The legislation project says that ban does not apply to face covering used for these reasons:
1) fulfilling legislative norms
2) carrying out professional duties
3) participants of sports lessons and events
4) participants of art events;
5) participants of state or national celebrations and cultural events
6) due to the weather
7) for health purposes
Iesalnieks said that the legislation contains exemptions, for example, allowing face covering for members of certain professions, as well as on medical grounds and for sporting or cultural events.

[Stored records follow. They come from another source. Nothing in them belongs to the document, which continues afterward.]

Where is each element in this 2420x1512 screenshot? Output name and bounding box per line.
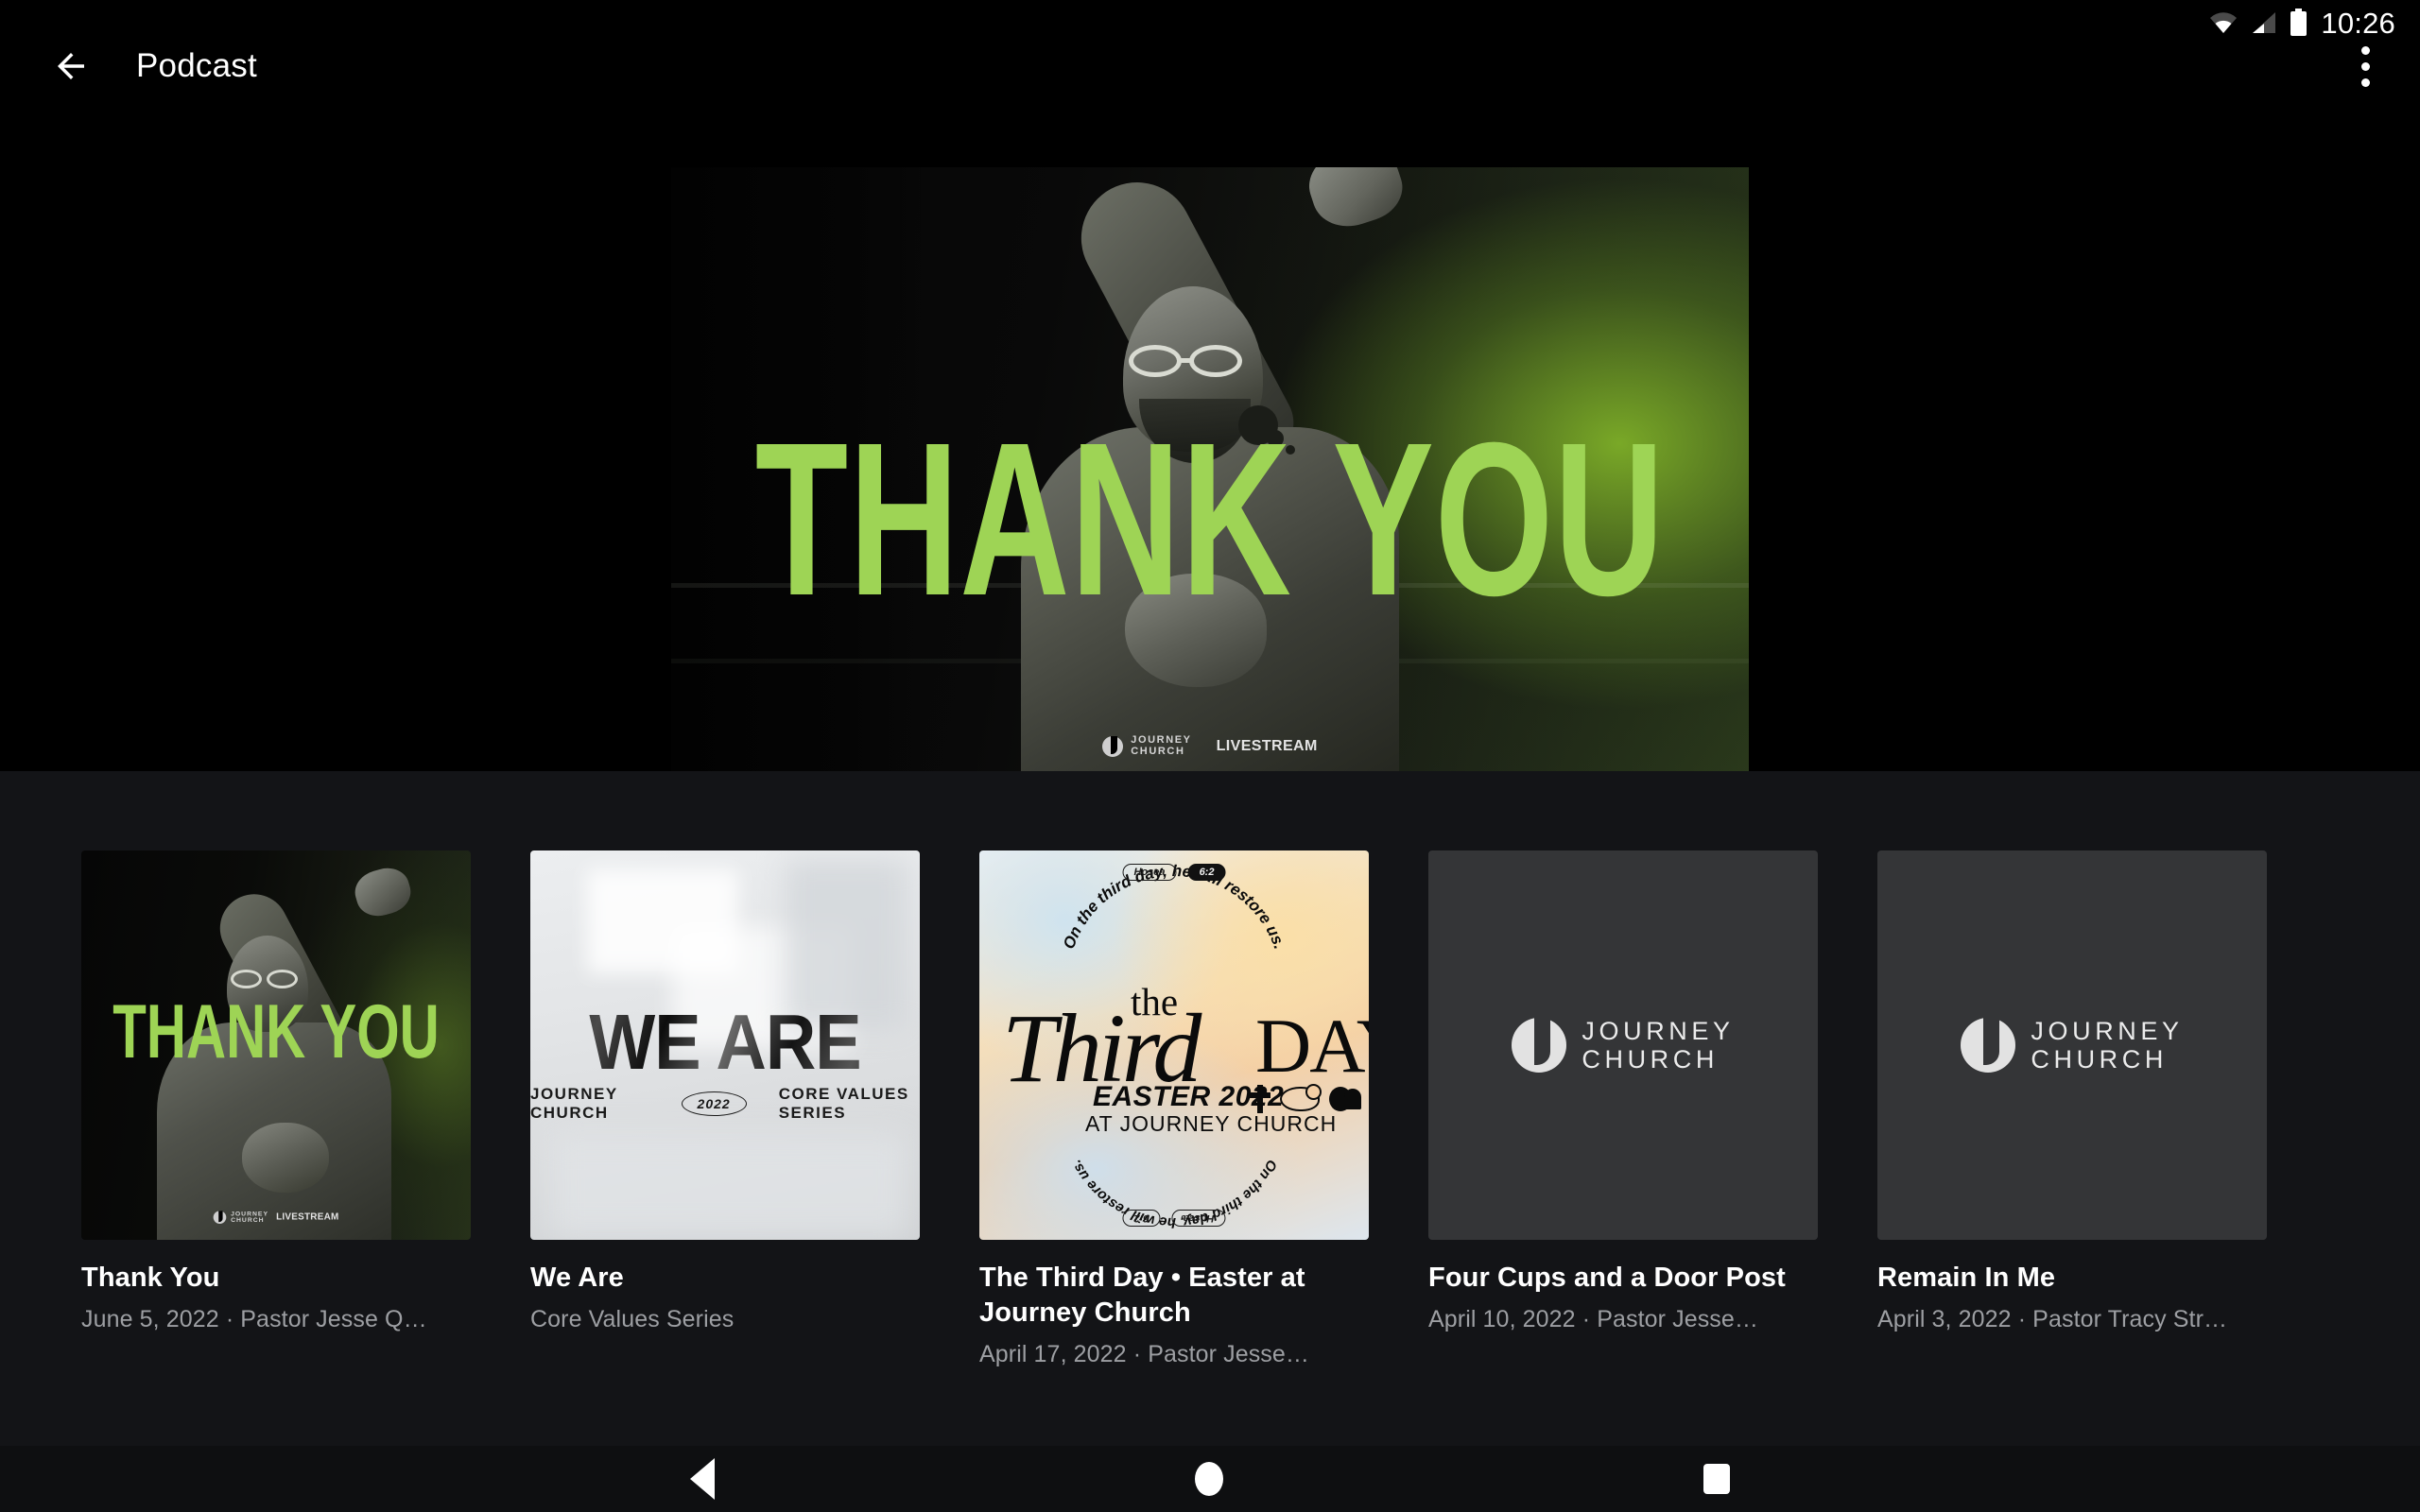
episode-title: Remain In Me [1877,1263,2056,1293]
app-screen: 10:26 Podcast THANK YOU JOURNEY CHURCH L… [0,0,2420,1512]
hero-livestream-label: LIVESTREAM [1216,737,1318,754]
thumb-badge-book: Hosea [1171,1210,1226,1227]
nav-recents-square-icon[interactable] [1703,1464,1730,1494]
more-vert-icon [2360,61,2370,71]
episode-title: Four Cups and a Door Post [1428,1263,1786,1293]
journey-church-mark-icon [1961,1018,2016,1073]
hero-region: THANK YOU JOURNEY CHURCH LIVESTREAM [0,98,2420,771]
hero-logo-line2: CHURCH [1131,745,1185,757]
journey-church-mark-icon [1102,735,1124,757]
thumb-logo-line1: JOURNEY [1582,1016,1735,1045]
episode-title: We Are [530,1263,624,1293]
episode-subtitle: April 17, 2022 · Pastor Jesse… [979,1341,1309,1368]
episode-card[interactable]: WE ARE JOURNEY CHURCH 2022 CORE VALUES S… [530,850,920,1370]
more-vert-icon [2360,45,2370,55]
episode-thumbnail[interactable]: WE ARE JOURNEY CHURCH 2022 CORE VALUES S… [530,850,920,1240]
nav-back-triangle-icon[interactable] [690,1458,715,1500]
episode-subtitle: April 3, 2022 · Pastor Tracy Str… [1877,1306,2228,1333]
thumb-badge-book: Hosea [1122,864,1177,881]
episode-subtitle: April 10, 2022 · Pastor Jesse… [1428,1306,1758,1333]
page-title: Podcast [136,47,257,84]
journey-church-mark-icon [213,1211,227,1225]
nav-home-circle-icon[interactable] [1195,1462,1223,1496]
journey-church-mark-icon [1512,1018,1567,1073]
thumb-livestream-label: LIVESTREAM [276,1211,339,1223]
episode-card[interactable]: THANK YOU JOURNEY CHURCH LIVESTREAM Than… [81,850,471,1370]
lamb-icon [1280,1084,1322,1111]
thumb-badge-verse: 6:2 [1187,864,1226,881]
episode-card[interactable]: JOURNEY CHURCH Remain In Me April 3, 202… [1877,850,2267,1370]
overflow-menu-button[interactable] [2335,36,2395,96]
thumb-symbol-icons [1250,1084,1361,1113]
thumb-headline: THANK YOU [112,989,440,1075]
hero-logo: JOURNEY CHURCH LIVESTREAM [671,734,1749,757]
hero-logo-line1: JOURNEY [1131,734,1192,747]
battery-icon [2290,9,2308,36]
journey-church-logo: JOURNEY CHURCH [1961,1017,2183,1074]
thumb-year-badge: 2022 [681,1091,747,1116]
episode-list-region: THANK YOU JOURNEY CHURCH LIVESTREAM Than… [0,771,2420,1446]
thumb-logo-line2: CHURCH [231,1216,265,1225]
episode-card[interactable]: JOURNEY CHURCH Four Cups and a Door Post… [1428,850,1818,1370]
tomb-icon [1329,1087,1361,1111]
episode-thumbnail[interactable]: JOURNEY CHURCH [1877,850,2267,1240]
thumb-logo: JOURNEY CHURCH LIVESTREAM [155,1211,396,1225]
more-vert-icon [2360,77,2370,87]
thumb-caption-row: JOURNEY CHURCH 2022 CORE VALUES SERIES [530,1085,920,1123]
journey-church-logo: JOURNEY CHURCH [1512,1017,1734,1074]
thumb-at-line: AT JOURNEY CHURCH [1085,1111,1338,1136]
thumb-logo-line1: JOURNEY [2031,1016,2184,1045]
back-arrow-icon [58,53,84,79]
wifi-icon [2210,12,2238,33]
android-navigation-bar [0,1446,2420,1512]
thumb-logo-line2: CHURCH [1582,1045,1719,1074]
cellular-signal-icon [2253,12,2276,33]
thumb-script-day: DAY [1255,1003,1369,1089]
thumb-left-label: JOURNEY CHURCH [530,1085,618,1122]
journey-church-logo: JOURNEY CHURCH [1102,734,1192,757]
back-button[interactable] [38,36,104,96]
episode-subtitle: June 5, 2022 · Pastor Jesse Q… [81,1306,427,1333]
episode-card-row: THANK YOU JOURNEY CHURCH LIVESTREAM Than… [81,850,2267,1370]
episode-thumbnail[interactable]: JOURNEY CHURCH [1428,850,1818,1240]
hero-artwork[interactable]: THANK YOU JOURNEY CHURCH LIVESTREAM [671,167,1749,771]
status-bar-clock: 10:26 [2321,6,2395,40]
thumb-right-label: CORE VALUES SERIES [778,1085,909,1122]
thumb-logo-line2: CHURCH [2031,1045,2168,1074]
episode-subtitle: Core Values Series [530,1306,735,1333]
status-icon-group [2208,9,2308,37]
thumb-scripture-badges: Hosea 6:2 [1122,1210,1226,1227]
thumb-badge-verse: 6:2 [1122,1210,1161,1227]
episode-title: The Third Day • Easter at Journey Church [979,1263,1305,1329]
hero-headline: THANK YOU [754,398,1666,643]
thumb-scripture-badges: Hosea 6:2 [1122,864,1226,881]
episode-card[interactable]: On the third day, he will restore us. On… [979,850,1369,1370]
episode-thumbnail[interactable]: On the third day, he will restore us. On… [979,850,1369,1240]
episode-thumbnail[interactable]: THANK YOU JOURNEY CHURCH LIVESTREAM [81,850,471,1240]
cross-icon [1250,1085,1270,1113]
thumb-headline: WE ARE [530,1003,920,1082]
app-bar: Podcast [0,36,2420,96]
episode-title: Thank You [81,1263,220,1293]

Justice Minister Dzintars Rasnačs (National Alliance) said that the legislation aims to protect Latvia's cultural and historical values and doesn't necessarily have a safety bent.
"Security is not being stressed as the primary and most important aspect," said the minister.
According to information published on the Justice Ministry website, the legislation is also designed "To preserve Latvian country-specific traditions, norms of behavior in society, as well as an understanding of moral behavior in society" and "To promote social integration in a preventive law to define the rules of conduct."
"The aim is to promote a unified and harmonious society with open communication between members of society living together, as well as protection of the Latvian and European cultural space," the ministry said.
The legislation is in early stages and is yet to be reviewed by the other ministries and the government prior to being sent to the Saeima.
Should it become law, covering one's face would classify as an administrative offense that could result in either a fine or a warning for first-time offenders.
A previous attempt by the Regional Alliance party to introduce a ban on face covering fell at the first hurdle in the parliament last fall.